Red Flavor : Orange

438 75 50
                                    



Peringatan untuk kesekian kalinya, tolong tutup saja laman ini bila anda hanya menjadi viewer.

Aku adalah pengagum Yetti AKA. Terima kasih atas karya-karya yang begitu menginspirasi.

warn : Cerita ini domestic au!  Jaemin centric ! Nomin implicite dengan narasi penuh

*

Come over here and sit on my knee and finish your orange juice

Sonny Liston

__________ . _________

Gerimis kesekian kalinya hari itu. Rinai titik titik air seakan tak lelah mendera tanah dan jalanan aspal di komplek perumahan itu. Menciptakan kubangan air bulat-bulat di beberapa tempat yang aspalnya lebih rendah dibandingkan halaman. Terkadang, diselingi dengan bulatan berpendar layaknya pelangi akibat titik air yang menghantam tetes-tetes minyak yang pecah, mungkin bekas oli yang menetes dari mobil dan skuter yang sesekali melintas.

Memang, separuh hari akan dihabiskan dengan hujan, ujar bi Jung. Wanita paruh baya yang sudah lama merawat rumah yang kini ditempatinya itu. Gerutuan itu hanya akan ditanggapinya dengan senyuman. Mungkin suasana hatinya sedang tidak bagus, kesal karena rumput di halaman cepat sekali tumbuh. Membuat bibi Jung harus memanggil tukang potong rumput dua kali seminggu.
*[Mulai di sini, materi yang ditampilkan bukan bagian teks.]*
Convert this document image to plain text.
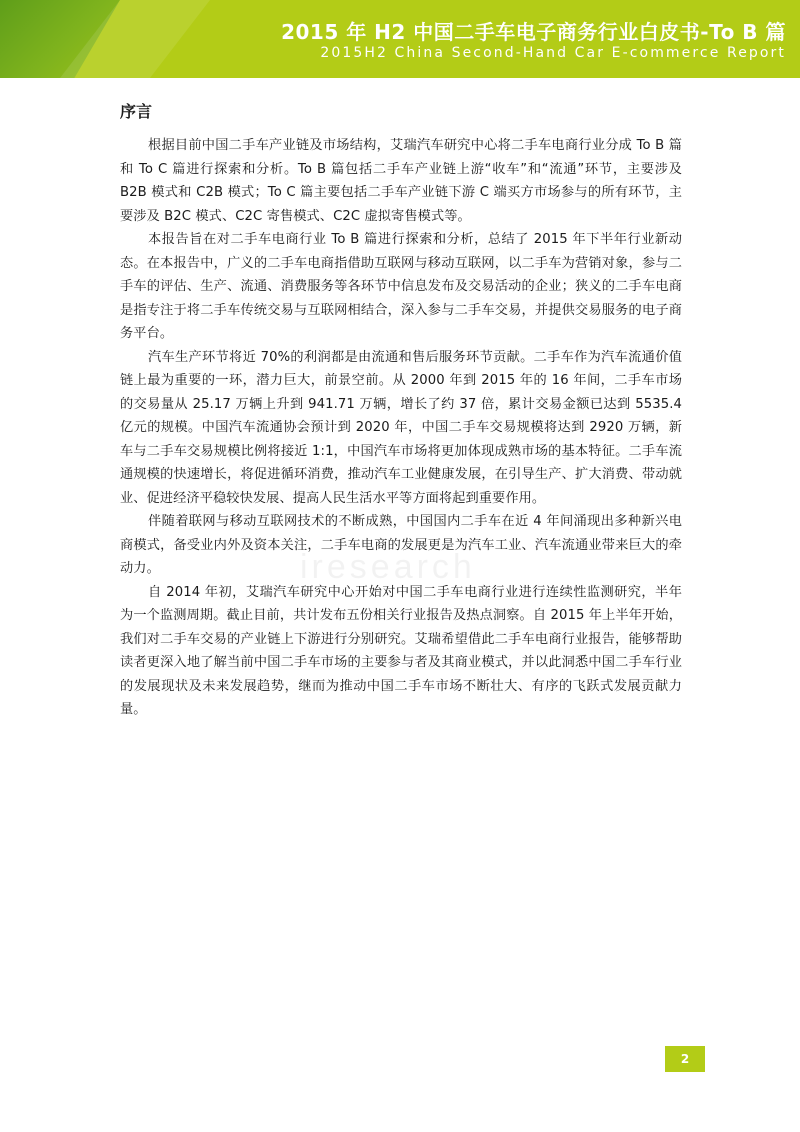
2015 年 H2 中国二手车电子商务行业白皮书-To B 篇
2015H2 China Second-Hand Car E-commerce Report
iresearch
序言

根据目前中国二手车产业链及市场结构，艾瑞汽车研究中心将二手车电商行业分成 To B 篇和 To C 篇进行探索和分析。To B 篇包括二手车产业链上游“收车”和“流通”环节，主要涉及 B2B 模式和 C2B 模式；To C 篇主要包括二手车产业链下游 C 端买方市场参与的所有环节，主要涉及 B2C 模式、C2C 寄售模式、C2C 虚拟寄售模式等。

本报告旨在对二手车电商行业 To B 篇进行探索和分析，总结了 2015 年下半年行业新动态。在本报告中，广义的二手车电商指借助互联网与移动互联网，以二手车为营销对象，参与二手车的评估、生产、流通、消费服务等各环节中信息发布及交易活动的企业；狭义的二手车电商是指专注于将二手车传统交易与互联网相结合，深入参与二手车交易，并提供交易服务的电子商务平台。

汽车生产环节将近 70%的利润都是由流通和售后服务环节贡献。二手车作为汽车流通价值链上最为重要的一环，潜力巨大，前景空前。从 2000 年到 2015 年的 16 年间，二手车市场的交易量从 25.17 万辆上升到 941.71 万辆，增长了约 37 倍，累计交易金额已达到 5535.4 亿元的规模。中国汽车流通协会预计到 2020 年，中国二手车交易规模将达到 2920 万辆，新车与二手车交易规模比例将接近 1:1，中国汽车市场将更加体现成熟市场的基本特征。二手车流通规模的快速增长，将促进循环消费，推动汽车工业健康发展，在引导生产、扩大消费、带动就业、促进经济平稳较快发展、提高人民生活水平等方面将起到重要作用。

伴随着联网与移动互联网技术的不断成熟，中国国内二手车在近 4 年间涌现出多种新兴电商模式，备受业内外及资本关注，二手车电商的发展更是为汽车工业、汽车流通业带来巨大的牵动力。

自 2014 年初，艾瑞汽车研究中心开始对中国二手车电商行业进行连续性监测研究，半年为一个监测周期。截止目前，共计发布五份相关行业报告及热点洞察。自 2015 年上半年开始，我们对二手车交易的产业链上下游进行分别研究。艾瑞希望借此二手车电商行业报告，能够帮助读者更深入地了解当前中国二手车市场的主要参与者及其商业模式，并以此洞悉中国二手车行业的发展现状及未来发展趋势，继而为推动中国二手车市场不断壮大、有序的飞跃式发展贡献力量。

2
Ini sudah dua minggu semenjak dia datang ke kota ini. Jeno, sang suami, sedang dinas keluar kota selama sebulan. Terlalu takut istrinya dibawa lari orang, membuat Jeno memperbolehkan istrinya itu untuk tinggal sementara di rumah sahabat yang kebetulan kosong karena pemiliknya sedang studi doktoral di luar negeri. Setidaknya, ada bi Jung yang menemani istrinya disana.
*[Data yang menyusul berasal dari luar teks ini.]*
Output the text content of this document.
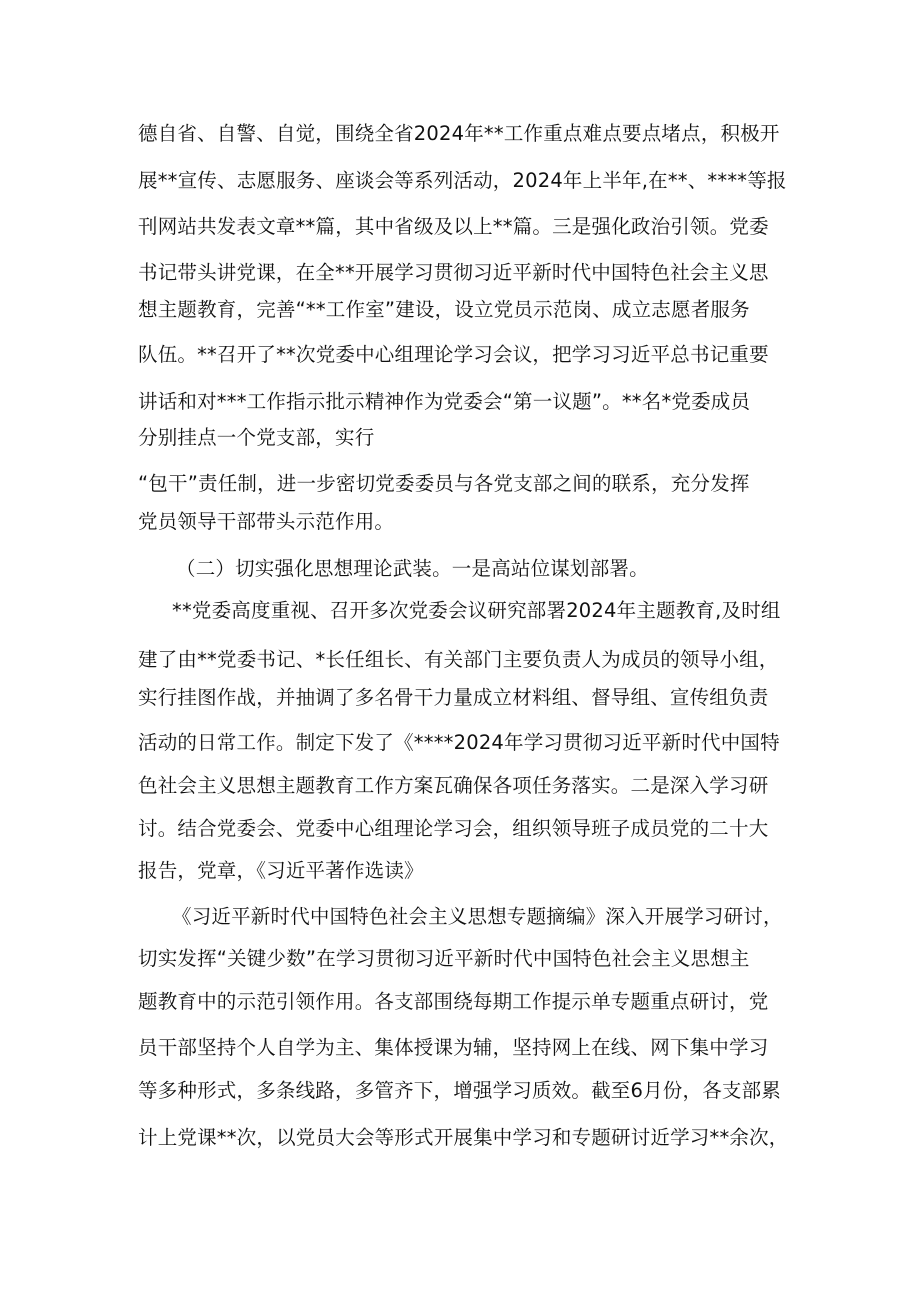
德自省、自警、自觉，围绕全省2024年**工作重点难点要点堵点，积极开
展**宣传、志愿服务、座谈会等系列活动，2024年上半年,在**、****等报
刊网站共发表文章**篇，其中省级及以上**篇。三是强化政治引领。党委
书记带头讲党课，在全**开展学习贯彻习近平新时代中国特色社会主义思
想主题教育，完善“**工作室”建设，设立党员示范岗、成立志愿者服务
队伍。**召开了**次党委中心组理论学习会议，把学习习近平总书记重要
讲话和对***工作指示批示精神作为党委会“第一议题”。**名*党委成员
分别挂点一个党支部，实行
“包干”责任制，进一步密切党委委员与各党支部之间的联系，充分发挥
党员领导干部带头示范作用。
（二）切实强化思想理论武装。一是高站位谋划部署。
**党委高度重视、召开多次党委会议研究部署2024年主题教育,及时组
建了由**党委书记、*长任组长、有关部门主要负责人为成员的领导小组，
实行挂图作战，并抽调了多名骨干力量成立材料组、督导组、宣传组负责
活动的日常工作。制定下发了《****2024年学习贯彻习近平新时代中国特
色社会主义思想主题教育工作方案瓦确保各项任务落实。二是深入学习研
讨。结合党委会、党委中心组理论学习会，组织领导班子成员党的二十大
报告，党章，《习近平著作选读》
《习近平新时代中国特色社会主义思想专题摘编》深入开展学习研讨，
切实发挥“关键少数”在学习贯彻习近平新时代中国特色社会主义思想主
题教育中的示范引领作用。各支部围绕每期工作提示单专题重点研讨，党
员干部坚持个人自学为主、集体授课为辅，坚持网上在线、网下集中学习
等多种形式，多条线路，多管齐下，增强学习质效。截至6月份，各支部累
计上党课**次，以党员大会等形式开展集中学习和专题研讨近学习**余次，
Dia ingat saat pertama kali kesini, di dalam mobil yang mengantarkannya, dipandanginya jejeran rumah-rumah megah dua lantai yang menghuni perumahan ini. Deretan jendela kaca besar yang gelap dan kosong itu memandang balik netra cokelat madunya. Sepi. Pun sampai beberapa hari dirinya tinggal disini, tak ada yang ditemuinya hanya untuk bertegur sapa sepatah dua patah kata atau sekedar berkenalan.

Dia menjadi paham akan gerutuan yang seringkali dilontarkan bi Jung. Mungkin kedatangannya kesini, menjadi sebuah pelipur untuknya. Layaknya menemukan teman untuk berkeluh kesah setelah agaknya cukup lama ditinggal sang majikan ke luar negeri. Tentu ada pembantu-pembantu dari rumah-rumah sebelah yang sering diceritakan juga oleh bi Jung, sebagai teman bertukar cerita. Memang, dapat dilihatnya sekilas dari dalam rumah, perempuan-perempuan berbaju macam daster berkumpul mengelilingi gerobak tukang sayur. Suaranya riuh rendah memecah sepinya pagi hari.

Tapi memang itu tak cukup. Dan sejak perumahan ini didirikan beberapa tahun silam, lalu dihuni satu persatu, tidak ada tegur sapa yang terbentuk. Mereka pergi di pagi hari dan kembali saat petang malam menjelang. Sibuk dengan dunia kerjanya, bagi orang-orang seperti mereka, tidak ada waktu untuk hal-hal remeh temeh seperti itu. Timpal bi Jung suatu kali.

Dia pun hanya manggut-manggut seraya menyesap cangkir teh melatinya yang tinggal separuh.

...

Sehari-hari hanya dihabiskannya di dalam kamar. Keadaannya yang sedang membawa nyawa lain dalam perutnya lah yang membuatnya malas untuk sekedar turun ke lantai satu. Adanya bi Jung yang menyediakan apa yang dia mau pun semakin membuatnya malas. Saat tak ada panggilan rutin dari sang suami, dia hanya akan duduk menghadap jendela kamarnya yang selalu tertutup itu. Menghalau rinai hujan yang seringkali tak bersahabat.